O Presidente Susilo Bambang Yudhoyono disse que os dois países cooperaram para a captura dos suspeitos.

Mas também manifestou-se surpreendido pela decisão de Ramos Horta de publicitar essa cooperação.

O presidente timorense foi baleado diante da sua residência na capital, a cidade de Dili, por antigos membros das forças de segurança.

O presidente indonésio disse que os três homens foram presos na manhã desta sexta-feira.

Todos eles são antigos membros do exército de Timor-Leste e teriam atravessado ilegalmente a fronteira entre os dois países.

Os três estão agora a ser interrogados pela polícia, enquanto a Indonésia aguarda por um pedido de extradição das autoridades timorenses.

Yudhoyono agastado

O Presidente Yudhoyono disse que Dili pedira especificamente ajuda à Indonésia para a captura dos homens e que ele falara com o seu homólgo timorense sobre a operação.

O Presidente Yudhoyono
Yudhoyono não gostou das revelações de José Ramos Horta

Mas a decisão de Ramos Horta de referir publicamente o conteúdo da sua conversa não caíu bem ao presidente indonésio.

"Estou surpreendido com a declaração, ontem, do Presidente Ramos Horta.
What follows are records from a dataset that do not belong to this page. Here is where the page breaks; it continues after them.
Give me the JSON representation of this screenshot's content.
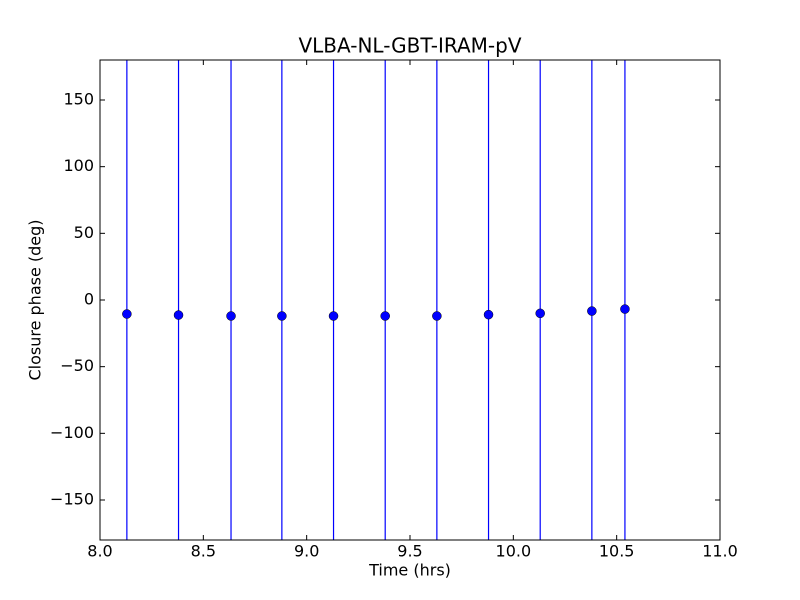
{
  "chart_data": {
    "type": "errorbar",
    "title": "VLBA-NL-GBT-IRAM-pV",
    "x_label": "Time (hrs)",
    "y_label": "Closure phase (deg)",
    "x": [
      8.13,
      8.38,
      8.634,
      8.88,
      9.13,
      9.38,
      9.63,
      9.88,
      10.13,
      10.38,
      10.54
    ],
    "values": [
      -10.5,
      -11.3,
      -12,
      -12,
      -12,
      -12,
      -12,
      -11,
      -10,
      -8.3,
      -6.8
    ],
    "errors": [
      200,
      200,
      200,
      200,
      200,
      200,
      200,
      200,
      200,
      200,
      200
    ],
    "color": "#0000ff",
    "xlim": [
      8,
      11
    ],
    "ylim": [
      -180,
      180
    ],
    "xticks": [
      {
        "value": 8,
        "label": "8.0"
      },
      8.5,
      {
        "value": 9,
        "label": "9.0"
      },
      9.5,
      {
        "value": 10,
        "label": "10.0"
      },
      10.5,
      {
        "value": 11,
        "label": "11.0"
      }
    ],
    "yticks": [
      {
        "value": -150,
        "label": "−150"
      },
      {
        "value": -100,
        "label": "−100"
      },
      {
        "value": -50,
        "label": "−50"
      },
      0,
      50,
      100,
      150
    ]
  }
}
Entendo que a conversa telefónica que mantivemos no dia 10 de Abril não era para divulgação pública.

"Havia instruído os meus ministros e chefes de polícia no sentido de não publicarem essa informação. Isso daria à polícia indonésia a oportunidade de prender esses suspeitos."
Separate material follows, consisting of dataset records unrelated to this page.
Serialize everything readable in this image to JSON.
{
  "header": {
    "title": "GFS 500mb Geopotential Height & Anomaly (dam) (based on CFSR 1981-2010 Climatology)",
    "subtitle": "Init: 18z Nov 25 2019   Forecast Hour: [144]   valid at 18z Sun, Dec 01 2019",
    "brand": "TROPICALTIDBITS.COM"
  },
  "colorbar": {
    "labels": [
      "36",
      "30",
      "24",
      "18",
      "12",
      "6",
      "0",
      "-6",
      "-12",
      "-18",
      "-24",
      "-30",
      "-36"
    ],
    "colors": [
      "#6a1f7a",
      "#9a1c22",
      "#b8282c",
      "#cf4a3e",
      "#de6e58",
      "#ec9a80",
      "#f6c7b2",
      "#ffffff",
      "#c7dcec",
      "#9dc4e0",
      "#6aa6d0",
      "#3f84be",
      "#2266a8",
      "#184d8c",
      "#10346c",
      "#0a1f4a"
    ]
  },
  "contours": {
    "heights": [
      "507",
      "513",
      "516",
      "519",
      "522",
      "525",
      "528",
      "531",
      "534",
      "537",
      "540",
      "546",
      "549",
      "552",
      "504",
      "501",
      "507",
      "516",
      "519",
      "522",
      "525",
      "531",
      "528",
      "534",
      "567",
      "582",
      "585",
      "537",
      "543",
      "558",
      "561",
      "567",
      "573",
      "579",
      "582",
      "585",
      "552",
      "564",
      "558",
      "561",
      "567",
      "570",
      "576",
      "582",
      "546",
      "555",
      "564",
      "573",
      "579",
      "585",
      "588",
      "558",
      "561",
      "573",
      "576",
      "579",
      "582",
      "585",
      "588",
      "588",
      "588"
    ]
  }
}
Na quinta-feira José Ramos Horta disse a jornalistas, em Dili, que se pensava que elementos indonésios estivessem envolvidos no atentado contra a sua vida.
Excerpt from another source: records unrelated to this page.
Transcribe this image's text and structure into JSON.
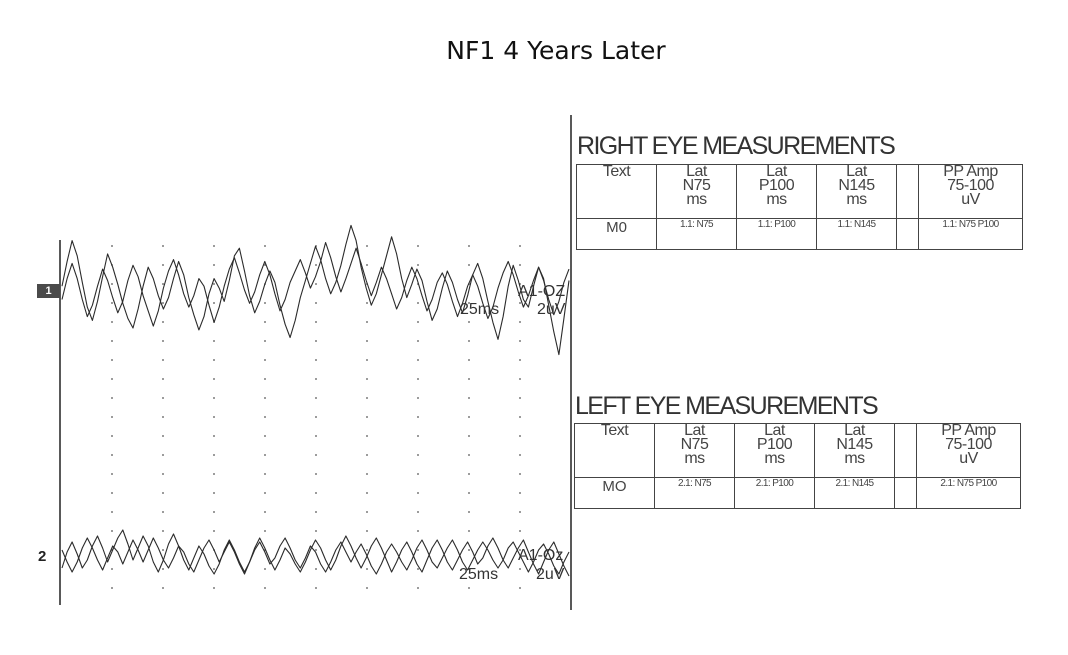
{
  "title": "NF1 4 Years Later",
  "colors": {
    "trace": "#2b2b2b",
    "grid_dot": "#555555",
    "table_border": "#444444"
  },
  "traces": [
    {
      "number": "1",
      "channel_label": "A1-OZ",
      "time_scale": "25ms",
      "amplitude_scale": "2uV"
    },
    {
      "number": "2",
      "channel_label": "A1-Oz",
      "time_scale": "25ms",
      "amplitude_scale": "2uV"
    }
  ],
  "right_eye": {
    "title": "RIGHT EYE MEASUREMENTS",
    "headers": [
      [
        "Text"
      ],
      [
        "Lat",
        "N75",
        "ms"
      ],
      [
        "Lat",
        "P100",
        "ms"
      ],
      [
        "Lat",
        "N145",
        "ms"
      ],
      [
        ""
      ],
      [
        "PP Amp",
        "75-100",
        "uV"
      ]
    ],
    "row": {
      "label": "M0",
      "cells": [
        "1.1: N75",
        "1.1: P100",
        "1.1: N145",
        "",
        "1.1: N75 P100"
      ]
    }
  },
  "left_eye": {
    "title": "LEFT EYE MEASUREMENTS",
    "headers": [
      [
        "Text"
      ],
      [
        "Lat",
        "N75",
        "ms"
      ],
      [
        "Lat",
        "P100",
        "ms"
      ],
      [
        "Lat",
        "N145",
        "ms"
      ],
      [
        ""
      ],
      [
        "PP Amp",
        "75-100",
        "uV"
      ]
    ],
    "row": {
      "label": "MO",
      "cells": [
        "2.1: N75",
        "2.1: P100",
        "2.1: N145",
        "",
        "2.1: N75 P100"
      ]
    }
  },
  "chart_data": {
    "type": "line",
    "title": "NF1 4 Years Later",
    "grid": true,
    "traces": [
      {
        "name": "1",
        "label": "A1-OZ",
        "scale_x": "25ms",
        "scale_y": "2uV",
        "sweeps": [
          [
            0.2,
            1.5,
            2.6,
            1.8,
            0.4,
            -0.9,
            -1.6,
            -0.6,
            0.7,
            1.9,
            1.2,
            0.3,
            -0.7,
            -1.5,
            -2.0,
            -1.0,
            0.2,
            1.2,
            0.6,
            -0.3,
            -1.0,
            -0.4,
            0.6,
            1.5,
            0.8,
            -0.4,
            -1.3,
            -2.1,
            -1.4,
            -0.2,
            0.6,
            0.1,
            -0.6,
            0.5,
            1.8,
            2.2,
            1.0,
            -0.3,
            -1.2,
            -0.6,
            0.3,
            1.0,
            0.4,
            -0.8,
            -1.8,
            -2.5,
            -1.6,
            -0.4,
            0.5,
            1.4,
            2.3,
            1.6,
            0.6,
            -0.2,
            0.4,
            1.3,
            2.4,
            3.4,
            2.6,
            1.2,
            0.1,
            -0.8,
            -0.2,
            0.8,
            1.8,
            2.8,
            1.9,
            0.6,
            -0.4,
            0.3,
            1.1,
            0.5,
            -0.6,
            -1.6,
            -1.0,
            0.1,
            1.0,
            0.4,
            -0.5,
            -1.2,
            -0.3,
            0.8,
            1.4,
            0.6,
            -0.6,
            -1.7,
            -2.6,
            -1.4,
            0.2,
            1.3,
            0.5,
            -0.5,
            -0.9,
            0.2,
            1.2,
            0.6,
            -0.8,
            -2.2,
            -3.4,
            -1.5,
            0.5
          ],
          [
            -0.5,
            0.6,
            1.4,
            0.6,
            -0.5,
            -1.4,
            -0.8,
            0.2,
            1.1,
            0.5,
            -0.4,
            -1.2,
            -0.6,
            0.5,
            1.3,
            0.7,
            -0.3,
            -1.1,
            -1.9,
            -1.1,
            0.1,
            1.0,
            1.6,
            0.8,
            -0.2,
            -0.9,
            -0.3,
            0.6,
            0.2,
            -0.8,
            -1.7,
            -0.9,
            0.2,
            1.1,
            1.7,
            0.9,
            0.0,
            -0.7,
            -0.1,
            0.8,
            1.5,
            0.8,
            -0.2,
            -1.1,
            -0.5,
            0.4,
            1.0,
            1.6,
            0.9,
            0.1,
            0.7,
            1.5,
            2.5,
            1.7,
            0.7,
            -0.1,
            0.6,
            1.4,
            2.2,
            1.4,
            0.5,
            -0.3,
            0.4,
            1.2,
            0.6,
            -0.2,
            -1.0,
            -0.4,
            0.5,
            1.2,
            0.6,
            -0.3,
            -1.1,
            -0.5,
            0.4,
            0.9,
            0.3,
            -0.6,
            -1.4,
            -0.7,
            0.2,
            0.8,
            0.2,
            -0.7,
            -1.5,
            -0.9,
            0.1,
            0.9,
            1.5,
            0.8,
            -0.1,
            -0.9,
            -0.3,
            0.5,
            1.2,
            0.5,
            -0.5,
            -1.3,
            -0.6,
            0.4,
            1.1
          ]
        ]
      },
      {
        "name": "2",
        "label": "A1-Oz",
        "scale_x": "25ms",
        "scale_y": "2uV",
        "sweeps": [
          [
            -0.6,
            0.2,
            0.7,
            0.1,
            -0.6,
            -0.2,
            0.5,
            1.0,
            0.4,
            -0.3,
            0.3,
            0.9,
            1.3,
            0.6,
            -0.2,
            0.4,
            1.0,
            0.5,
            -0.3,
            -0.8,
            -0.2,
            0.6,
            1.1,
            0.5,
            -0.2,
            -0.7,
            -0.1,
            0.5,
            0.1,
            -0.5,
            -0.9,
            -0.4,
            0.3,
            0.8,
            0.3,
            -0.3,
            -0.8,
            -0.3,
            0.4,
            0.9,
            0.4,
            -0.2,
            -0.7,
            -0.2,
            0.4,
            0.1,
            -0.4,
            -0.8,
            -0.3,
            0.3,
            0.8,
            0.4,
            -0.2,
            -0.7,
            -0.2,
            0.5,
            1.0,
            0.5,
            -0.1,
            -0.6,
            -0.1,
            0.5,
            0.9,
            0.4,
            -0.2,
            -0.8,
            -0.3,
            0.3,
            0.7,
            0.2,
            -0.4,
            -0.8,
            -0.2,
            0.4,
            0.8,
            0.3,
            -0.3,
            -0.7,
            -0.2,
            0.3,
            0.7,
            0.2,
            -0.4,
            -0.1,
            0.5,
            0.9,
            0.4,
            -0.2,
            -0.6,
            -0.1,
            0.4,
            0.8,
            0.2,
            -0.4,
            -0.9,
            -0.3,
            0.3,
            0.7,
            0.1,
            -0.5,
            -1.0
          ],
          [
            0.3,
            -0.3,
            -0.8,
            -0.3,
            0.4,
            0.9,
            0.4,
            -0.2,
            -0.7,
            -0.1,
            0.5,
            0.2,
            -0.4,
            0.2,
            0.8,
            0.3,
            -0.3,
            0.3,
            0.9,
            0.4,
            -0.2,
            -0.6,
            -0.1,
            0.5,
            0.2,
            -0.4,
            -0.8,
            -0.2,
            0.4,
            0.8,
            0.3,
            -0.3,
            0.2,
            0.7,
            0.2,
            -0.4,
            -0.9,
            -0.3,
            0.3,
            0.7,
            0.2,
            -0.4,
            -0.1,
            0.5,
            0.9,
            0.4,
            -0.2,
            -0.6,
            -0.1,
            0.5,
            0.2,
            -0.4,
            -0.8,
            -0.3,
            0.3,
            0.7,
            0.2,
            -0.3,
            0.2,
            0.6,
            0.1,
            -0.5,
            -0.9,
            -0.4,
            0.2,
            0.6,
            0.2,
            -0.3,
            -0.7,
            -0.2,
            0.4,
            0.8,
            0.3,
            -0.3,
            -0.6,
            -0.1,
            0.4,
            0.8,
            0.3,
            -0.3,
            -0.7,
            -0.2,
            0.3,
            0.7,
            0.3,
            -0.2,
            -0.6,
            -0.2,
            0.4,
            0.7,
            0.2,
            -0.3,
            -0.8,
            -0.3,
            0.3,
            0.6,
            0.1,
            -0.5,
            -0.9,
            -0.3,
            0.2
          ]
        ]
      }
    ]
  }
}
O Presidente Yudhoyono disse que esses elementos não estavam apenas na Indonésia mas também na Austrália e noutros países.

E afirmou que quaisquer declarações que levassem as pessoas a pensar que o próprio estado indonésio estava envolvido criariam problemas às relações bilaterais.

Pelo menos por enquanto, o presidente timorense não fez quaisquer insinuações nesse sentido.